On a essayé d’un autre moyen d’atténuation. On a insinué que cette qualification d’auteurs inconnus devait être imaginée bien souvent pour des méfaits de si peu d’importance qu’on ne prenait pas la peine de les poursuivre. L’explication est légère, elle ne résiste pas à l’examen ; car, d’abord, la statistique a des colonnes spéciales pour les affaires classées parce que le caractère délictueux n’en était pas assez établi ou parce que les charges paraissaient insuffisantes. Pour le dire en passant, cette catégorie d’affaires classées paraît plutôt en diminution. Mais voici où l’examen détaillé des statistiques ne laisse malheureusement aucun doute : ce sont les affaires les plus graves qui donnent proportionnellement le plus de mécomptes, ce sont surtout les auteurs de vrais crimes qui trouvent le moyen de se dérober ; et loin de diminuer, ce genre d’insuccès va croissant.
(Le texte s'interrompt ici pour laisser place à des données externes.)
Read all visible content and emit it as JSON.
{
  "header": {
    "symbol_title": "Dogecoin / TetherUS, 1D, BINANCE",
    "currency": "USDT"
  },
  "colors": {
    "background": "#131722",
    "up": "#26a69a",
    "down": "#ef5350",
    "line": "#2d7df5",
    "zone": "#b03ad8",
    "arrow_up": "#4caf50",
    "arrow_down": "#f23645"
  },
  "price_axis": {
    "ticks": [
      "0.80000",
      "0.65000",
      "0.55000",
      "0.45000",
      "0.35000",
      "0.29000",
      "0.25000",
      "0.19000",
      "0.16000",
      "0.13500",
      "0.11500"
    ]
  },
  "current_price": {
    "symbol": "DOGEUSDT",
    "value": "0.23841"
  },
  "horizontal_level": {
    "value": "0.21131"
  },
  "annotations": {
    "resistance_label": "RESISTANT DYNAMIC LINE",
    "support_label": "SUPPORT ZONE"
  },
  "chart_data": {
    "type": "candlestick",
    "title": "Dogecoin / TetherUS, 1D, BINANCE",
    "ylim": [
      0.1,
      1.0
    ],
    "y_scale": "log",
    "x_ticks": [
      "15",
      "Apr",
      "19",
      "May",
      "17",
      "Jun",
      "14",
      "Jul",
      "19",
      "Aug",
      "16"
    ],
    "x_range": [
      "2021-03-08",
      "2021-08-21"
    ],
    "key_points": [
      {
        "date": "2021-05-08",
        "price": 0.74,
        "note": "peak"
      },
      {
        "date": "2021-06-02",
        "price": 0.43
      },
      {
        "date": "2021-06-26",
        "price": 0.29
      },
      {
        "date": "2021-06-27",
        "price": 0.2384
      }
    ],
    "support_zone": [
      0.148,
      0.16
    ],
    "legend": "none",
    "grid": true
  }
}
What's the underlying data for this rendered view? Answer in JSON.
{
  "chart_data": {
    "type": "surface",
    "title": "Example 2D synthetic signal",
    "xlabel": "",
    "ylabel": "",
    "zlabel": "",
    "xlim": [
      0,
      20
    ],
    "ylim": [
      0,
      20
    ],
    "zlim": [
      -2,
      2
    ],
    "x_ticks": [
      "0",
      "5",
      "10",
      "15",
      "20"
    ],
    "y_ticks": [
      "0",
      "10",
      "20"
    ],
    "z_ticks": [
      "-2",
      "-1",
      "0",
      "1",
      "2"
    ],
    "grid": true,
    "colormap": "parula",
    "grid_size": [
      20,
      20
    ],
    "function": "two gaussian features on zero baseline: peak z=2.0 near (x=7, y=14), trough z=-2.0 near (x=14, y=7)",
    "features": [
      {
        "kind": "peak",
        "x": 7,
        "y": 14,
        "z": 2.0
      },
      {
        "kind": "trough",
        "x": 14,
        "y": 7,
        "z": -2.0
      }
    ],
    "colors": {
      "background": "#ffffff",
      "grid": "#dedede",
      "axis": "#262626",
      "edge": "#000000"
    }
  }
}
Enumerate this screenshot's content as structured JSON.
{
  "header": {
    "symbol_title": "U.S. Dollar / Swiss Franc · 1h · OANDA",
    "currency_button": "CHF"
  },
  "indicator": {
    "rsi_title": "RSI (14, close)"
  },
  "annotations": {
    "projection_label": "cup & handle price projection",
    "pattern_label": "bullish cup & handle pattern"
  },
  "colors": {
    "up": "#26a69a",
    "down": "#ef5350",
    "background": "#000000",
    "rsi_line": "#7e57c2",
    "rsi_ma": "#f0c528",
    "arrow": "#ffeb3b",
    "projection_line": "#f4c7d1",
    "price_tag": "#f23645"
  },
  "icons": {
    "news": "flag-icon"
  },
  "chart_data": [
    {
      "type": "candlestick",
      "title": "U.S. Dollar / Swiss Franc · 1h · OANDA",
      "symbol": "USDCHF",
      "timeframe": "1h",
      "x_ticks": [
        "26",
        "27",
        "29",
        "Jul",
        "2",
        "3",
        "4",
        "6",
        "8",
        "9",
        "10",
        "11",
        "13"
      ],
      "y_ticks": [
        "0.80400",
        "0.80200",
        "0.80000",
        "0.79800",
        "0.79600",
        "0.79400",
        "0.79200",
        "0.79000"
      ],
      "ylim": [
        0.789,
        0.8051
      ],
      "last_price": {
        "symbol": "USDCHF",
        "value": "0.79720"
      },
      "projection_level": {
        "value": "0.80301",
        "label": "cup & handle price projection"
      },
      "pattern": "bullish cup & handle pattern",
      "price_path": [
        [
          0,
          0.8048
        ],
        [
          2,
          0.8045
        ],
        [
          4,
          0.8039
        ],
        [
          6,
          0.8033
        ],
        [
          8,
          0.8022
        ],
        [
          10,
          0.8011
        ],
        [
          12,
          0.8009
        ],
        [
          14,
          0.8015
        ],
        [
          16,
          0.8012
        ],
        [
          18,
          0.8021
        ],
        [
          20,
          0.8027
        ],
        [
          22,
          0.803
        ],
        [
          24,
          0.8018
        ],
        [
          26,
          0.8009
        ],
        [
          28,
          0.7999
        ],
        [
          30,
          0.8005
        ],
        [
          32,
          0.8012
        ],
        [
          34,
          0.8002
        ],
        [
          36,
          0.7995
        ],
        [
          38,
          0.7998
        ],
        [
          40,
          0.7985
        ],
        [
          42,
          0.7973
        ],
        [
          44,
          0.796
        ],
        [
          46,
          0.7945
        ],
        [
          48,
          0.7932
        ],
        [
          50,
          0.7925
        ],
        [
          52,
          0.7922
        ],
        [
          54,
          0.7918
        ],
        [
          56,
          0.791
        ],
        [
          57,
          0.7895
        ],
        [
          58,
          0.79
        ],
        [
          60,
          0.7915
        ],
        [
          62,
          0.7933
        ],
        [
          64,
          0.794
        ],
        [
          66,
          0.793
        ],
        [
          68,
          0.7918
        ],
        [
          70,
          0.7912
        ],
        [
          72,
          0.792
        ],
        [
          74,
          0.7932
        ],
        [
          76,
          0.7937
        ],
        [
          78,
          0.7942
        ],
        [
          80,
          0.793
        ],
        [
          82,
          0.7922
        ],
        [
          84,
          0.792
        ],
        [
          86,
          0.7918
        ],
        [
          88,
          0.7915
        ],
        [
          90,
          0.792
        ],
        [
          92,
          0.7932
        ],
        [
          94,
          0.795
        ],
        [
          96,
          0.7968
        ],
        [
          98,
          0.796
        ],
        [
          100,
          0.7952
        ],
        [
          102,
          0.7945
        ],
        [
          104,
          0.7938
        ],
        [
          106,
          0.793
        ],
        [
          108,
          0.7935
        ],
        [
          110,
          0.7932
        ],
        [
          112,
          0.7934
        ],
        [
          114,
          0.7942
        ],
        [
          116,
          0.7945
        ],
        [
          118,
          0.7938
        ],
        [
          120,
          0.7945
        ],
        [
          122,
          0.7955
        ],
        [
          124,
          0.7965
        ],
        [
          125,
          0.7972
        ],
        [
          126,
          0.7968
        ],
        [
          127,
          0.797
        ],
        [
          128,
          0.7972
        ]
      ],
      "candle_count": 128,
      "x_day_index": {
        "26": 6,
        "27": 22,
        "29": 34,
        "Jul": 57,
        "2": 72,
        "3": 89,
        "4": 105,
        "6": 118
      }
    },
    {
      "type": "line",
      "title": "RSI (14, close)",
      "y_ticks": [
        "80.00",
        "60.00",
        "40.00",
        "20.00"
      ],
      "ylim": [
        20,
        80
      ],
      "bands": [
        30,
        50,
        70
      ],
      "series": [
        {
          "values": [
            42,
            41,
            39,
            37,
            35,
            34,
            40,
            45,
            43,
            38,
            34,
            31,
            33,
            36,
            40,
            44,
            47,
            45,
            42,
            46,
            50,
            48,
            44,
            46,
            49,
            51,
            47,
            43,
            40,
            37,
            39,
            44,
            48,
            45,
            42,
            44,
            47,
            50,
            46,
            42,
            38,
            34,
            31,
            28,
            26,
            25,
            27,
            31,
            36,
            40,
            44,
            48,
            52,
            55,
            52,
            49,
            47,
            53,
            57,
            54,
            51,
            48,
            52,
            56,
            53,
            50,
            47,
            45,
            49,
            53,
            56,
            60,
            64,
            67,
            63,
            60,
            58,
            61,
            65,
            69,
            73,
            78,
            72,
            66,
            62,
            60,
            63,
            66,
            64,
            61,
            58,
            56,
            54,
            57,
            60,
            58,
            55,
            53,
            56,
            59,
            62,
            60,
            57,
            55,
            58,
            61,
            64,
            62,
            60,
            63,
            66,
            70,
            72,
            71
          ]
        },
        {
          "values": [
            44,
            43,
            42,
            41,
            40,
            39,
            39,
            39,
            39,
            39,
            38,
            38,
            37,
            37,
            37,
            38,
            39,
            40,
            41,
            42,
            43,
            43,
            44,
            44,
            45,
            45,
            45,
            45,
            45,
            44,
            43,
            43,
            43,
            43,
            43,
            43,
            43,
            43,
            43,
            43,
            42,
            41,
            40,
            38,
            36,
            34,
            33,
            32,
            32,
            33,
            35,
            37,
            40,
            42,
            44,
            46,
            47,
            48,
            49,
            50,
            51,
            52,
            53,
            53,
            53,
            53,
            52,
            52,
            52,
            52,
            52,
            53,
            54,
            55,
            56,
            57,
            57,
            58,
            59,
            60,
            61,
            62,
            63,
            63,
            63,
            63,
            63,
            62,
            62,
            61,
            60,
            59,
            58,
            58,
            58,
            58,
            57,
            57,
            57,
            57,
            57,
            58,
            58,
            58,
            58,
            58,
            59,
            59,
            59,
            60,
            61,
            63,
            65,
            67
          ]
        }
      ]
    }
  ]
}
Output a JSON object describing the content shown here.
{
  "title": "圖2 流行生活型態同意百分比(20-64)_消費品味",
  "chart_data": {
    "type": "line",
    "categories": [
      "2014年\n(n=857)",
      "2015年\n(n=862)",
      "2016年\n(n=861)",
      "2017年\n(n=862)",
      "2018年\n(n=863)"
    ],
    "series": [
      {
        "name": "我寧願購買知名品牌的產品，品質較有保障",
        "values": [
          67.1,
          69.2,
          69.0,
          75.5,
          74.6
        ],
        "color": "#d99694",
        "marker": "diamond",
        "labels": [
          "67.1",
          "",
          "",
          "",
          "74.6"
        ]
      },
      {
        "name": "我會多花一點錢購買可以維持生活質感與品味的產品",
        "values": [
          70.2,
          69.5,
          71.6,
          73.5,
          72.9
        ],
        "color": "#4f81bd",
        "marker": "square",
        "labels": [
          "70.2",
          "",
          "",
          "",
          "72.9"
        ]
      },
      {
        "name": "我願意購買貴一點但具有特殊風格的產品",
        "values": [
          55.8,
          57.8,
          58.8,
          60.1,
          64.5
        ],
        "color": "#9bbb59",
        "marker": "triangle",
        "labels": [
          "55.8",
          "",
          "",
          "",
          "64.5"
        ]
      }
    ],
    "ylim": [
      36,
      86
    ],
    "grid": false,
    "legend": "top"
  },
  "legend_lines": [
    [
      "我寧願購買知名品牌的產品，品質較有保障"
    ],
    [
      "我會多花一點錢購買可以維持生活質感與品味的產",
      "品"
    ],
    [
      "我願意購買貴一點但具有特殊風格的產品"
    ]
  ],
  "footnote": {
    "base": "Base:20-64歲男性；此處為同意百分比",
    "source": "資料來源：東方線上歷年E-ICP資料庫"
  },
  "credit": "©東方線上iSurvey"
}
En 1894, M. Yvernès père avait fait à la Société de statistique de Paris une communication qu’il voulait bien me résumer lui-même en ces termes : « En 1860, 10 935 affaires présentant le caractère de crimes, — je laisse absolument de côté les délits, je ne m’occupe que des faits ayant le caractère de crimes, — ont été classées aux parquets ou suivies d’ordonnances de non-lieu.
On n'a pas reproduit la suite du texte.